Sébastien Delogu n'a pas appelé explicitement à voter pour le maire sortant socialiste Benoît Payan, mais a demandé à «toutes celles et ceux qui (nous) ont accordé leur voix à ne pas abandonner la lutte antifasciste et notre programme politique», enjoignant de fait à ses électeurs à voter pour Benoît Payan.

Le PS, «irresponsable»

«Je leur demande de s'investir de toutes leurs forces dans les secteurs qui nous ont qualifiés au second tour et où il y a quelque chose à faire et où il n'y a pas de risque de victoire de l'extrême droite», a déclaré Sébastien Delogu dans une brève déclaration.

Il a aussi dénoncé une nouvelle fois «l'irresponsabilité» de Benoît Payan, qui a rejeté toute alliance ou ralliement avec la liste conduite par le député La France insoumise (LFI, gauche radicale), qui avait recueilli 11,9% au premier tour dimanche. «Les socialistes sont arrivés en tête et ont fait la démonstration de leur irresponsabilité et de leur sectarisme. L'Histoire les jugera. C'est dans cet esprit de responsabilité que nous prenons la décision de retirer notre liste et de ne pas participer au pari inconséquent de Benoît Payan», a déclaré Sébastien Delogu.

Benoît Payan, à la tête d'une coalition gauche-société civile-écologistes, est arrivé d'une courte tête (36,70%) devant le député du RN Franck Allisio (35,02%). La candidate de la droite et du centre Martine Vassal, qui a recueilli 12,4%, a annoncé lundi son maintien. Après l'annonce du retrait de Sébastien Delogu, ces trois candidats s'affronteront donc dimanche dans le cadre d'une triangulaire.

Le «sang-froid» de Delogu

Dans la foulée de cette annonce, le leader de LFI Jean-Luc Mélenchon a salué le «sang-froid» et le «dévouement à la dignité de Marseille» de Sébastien Delogu, tout en dénonçant «le sectarisme aveuglé de Benoît Payan et son arrogance».

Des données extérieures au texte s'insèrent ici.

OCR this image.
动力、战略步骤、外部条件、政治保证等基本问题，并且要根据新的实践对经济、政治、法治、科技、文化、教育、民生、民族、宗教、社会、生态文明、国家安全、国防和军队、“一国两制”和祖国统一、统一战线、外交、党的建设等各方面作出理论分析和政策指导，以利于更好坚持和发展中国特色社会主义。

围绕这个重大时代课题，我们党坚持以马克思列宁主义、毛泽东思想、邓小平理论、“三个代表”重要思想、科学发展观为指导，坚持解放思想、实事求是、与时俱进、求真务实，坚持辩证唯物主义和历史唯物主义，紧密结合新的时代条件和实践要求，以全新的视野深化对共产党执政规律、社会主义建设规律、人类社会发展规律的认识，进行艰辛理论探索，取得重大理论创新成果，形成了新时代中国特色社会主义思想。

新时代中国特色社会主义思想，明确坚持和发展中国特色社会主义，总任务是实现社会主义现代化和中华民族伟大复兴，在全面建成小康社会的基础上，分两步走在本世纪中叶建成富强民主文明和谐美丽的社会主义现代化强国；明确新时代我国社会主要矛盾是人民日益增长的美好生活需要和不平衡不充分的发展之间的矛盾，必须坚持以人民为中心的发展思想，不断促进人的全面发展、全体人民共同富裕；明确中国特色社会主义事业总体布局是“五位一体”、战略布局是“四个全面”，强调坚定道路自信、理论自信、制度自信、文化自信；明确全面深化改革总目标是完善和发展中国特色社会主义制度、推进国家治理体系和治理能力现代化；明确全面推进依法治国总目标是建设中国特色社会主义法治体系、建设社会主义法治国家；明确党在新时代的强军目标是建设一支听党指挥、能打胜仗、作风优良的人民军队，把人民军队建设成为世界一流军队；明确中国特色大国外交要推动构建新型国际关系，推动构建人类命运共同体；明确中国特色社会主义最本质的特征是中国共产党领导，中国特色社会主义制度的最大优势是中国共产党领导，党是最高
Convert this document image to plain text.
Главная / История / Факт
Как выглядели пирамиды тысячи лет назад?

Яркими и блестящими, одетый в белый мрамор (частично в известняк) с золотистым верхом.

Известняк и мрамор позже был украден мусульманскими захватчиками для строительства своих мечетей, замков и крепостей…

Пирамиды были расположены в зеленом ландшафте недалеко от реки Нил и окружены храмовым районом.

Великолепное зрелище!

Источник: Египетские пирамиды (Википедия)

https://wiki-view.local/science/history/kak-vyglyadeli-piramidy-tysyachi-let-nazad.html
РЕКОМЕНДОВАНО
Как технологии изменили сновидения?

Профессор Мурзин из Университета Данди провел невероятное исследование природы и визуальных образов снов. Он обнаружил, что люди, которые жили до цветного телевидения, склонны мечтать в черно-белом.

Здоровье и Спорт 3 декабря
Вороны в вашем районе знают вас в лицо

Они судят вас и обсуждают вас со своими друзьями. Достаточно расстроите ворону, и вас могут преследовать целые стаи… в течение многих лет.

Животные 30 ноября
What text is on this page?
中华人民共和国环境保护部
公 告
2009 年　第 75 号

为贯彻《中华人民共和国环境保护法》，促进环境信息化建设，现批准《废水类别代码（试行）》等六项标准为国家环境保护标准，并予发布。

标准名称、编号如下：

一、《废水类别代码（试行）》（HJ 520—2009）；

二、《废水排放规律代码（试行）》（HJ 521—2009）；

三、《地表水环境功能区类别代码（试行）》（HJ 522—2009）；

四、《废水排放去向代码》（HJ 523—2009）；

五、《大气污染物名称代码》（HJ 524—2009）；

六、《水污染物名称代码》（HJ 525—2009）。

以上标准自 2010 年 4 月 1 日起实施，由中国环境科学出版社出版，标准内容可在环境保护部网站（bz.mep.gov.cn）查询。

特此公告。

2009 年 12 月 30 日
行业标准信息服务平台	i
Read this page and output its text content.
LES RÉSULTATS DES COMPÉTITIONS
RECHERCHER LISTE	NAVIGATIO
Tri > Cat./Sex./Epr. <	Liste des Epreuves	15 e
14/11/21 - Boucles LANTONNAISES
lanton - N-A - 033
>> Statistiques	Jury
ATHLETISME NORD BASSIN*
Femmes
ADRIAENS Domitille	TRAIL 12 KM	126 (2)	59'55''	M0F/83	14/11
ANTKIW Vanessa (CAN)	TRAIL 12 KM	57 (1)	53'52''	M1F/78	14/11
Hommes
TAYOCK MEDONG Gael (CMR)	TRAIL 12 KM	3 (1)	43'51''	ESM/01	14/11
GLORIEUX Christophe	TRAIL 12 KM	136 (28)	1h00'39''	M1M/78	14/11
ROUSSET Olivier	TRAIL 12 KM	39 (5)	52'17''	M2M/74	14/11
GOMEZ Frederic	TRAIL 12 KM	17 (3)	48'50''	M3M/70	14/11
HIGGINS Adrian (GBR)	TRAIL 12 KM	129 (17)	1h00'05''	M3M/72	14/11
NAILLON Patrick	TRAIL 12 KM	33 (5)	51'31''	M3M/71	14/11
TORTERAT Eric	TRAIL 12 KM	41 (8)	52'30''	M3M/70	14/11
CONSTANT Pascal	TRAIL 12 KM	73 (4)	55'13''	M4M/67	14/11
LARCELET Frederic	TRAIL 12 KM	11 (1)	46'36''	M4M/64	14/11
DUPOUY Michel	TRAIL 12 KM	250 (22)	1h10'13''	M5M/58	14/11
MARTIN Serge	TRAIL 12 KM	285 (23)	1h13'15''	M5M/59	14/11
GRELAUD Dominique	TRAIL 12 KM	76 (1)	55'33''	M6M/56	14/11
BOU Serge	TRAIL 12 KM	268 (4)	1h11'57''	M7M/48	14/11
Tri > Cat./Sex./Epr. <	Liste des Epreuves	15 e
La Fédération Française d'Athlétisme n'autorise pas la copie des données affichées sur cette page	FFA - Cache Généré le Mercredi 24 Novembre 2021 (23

Le premier tour de ces élections locales a été marqué par la percée de la gauche radicale et des scores favorables à l'extrême droite, plaçant les forces politiques, et notamment la gauche, face à de nombreux dilemmes dans un scrutin qui a valeur de test à treize mois de la prochaine présidentielle. Le scrutin a aussi été marqué par une progression de l'abstention.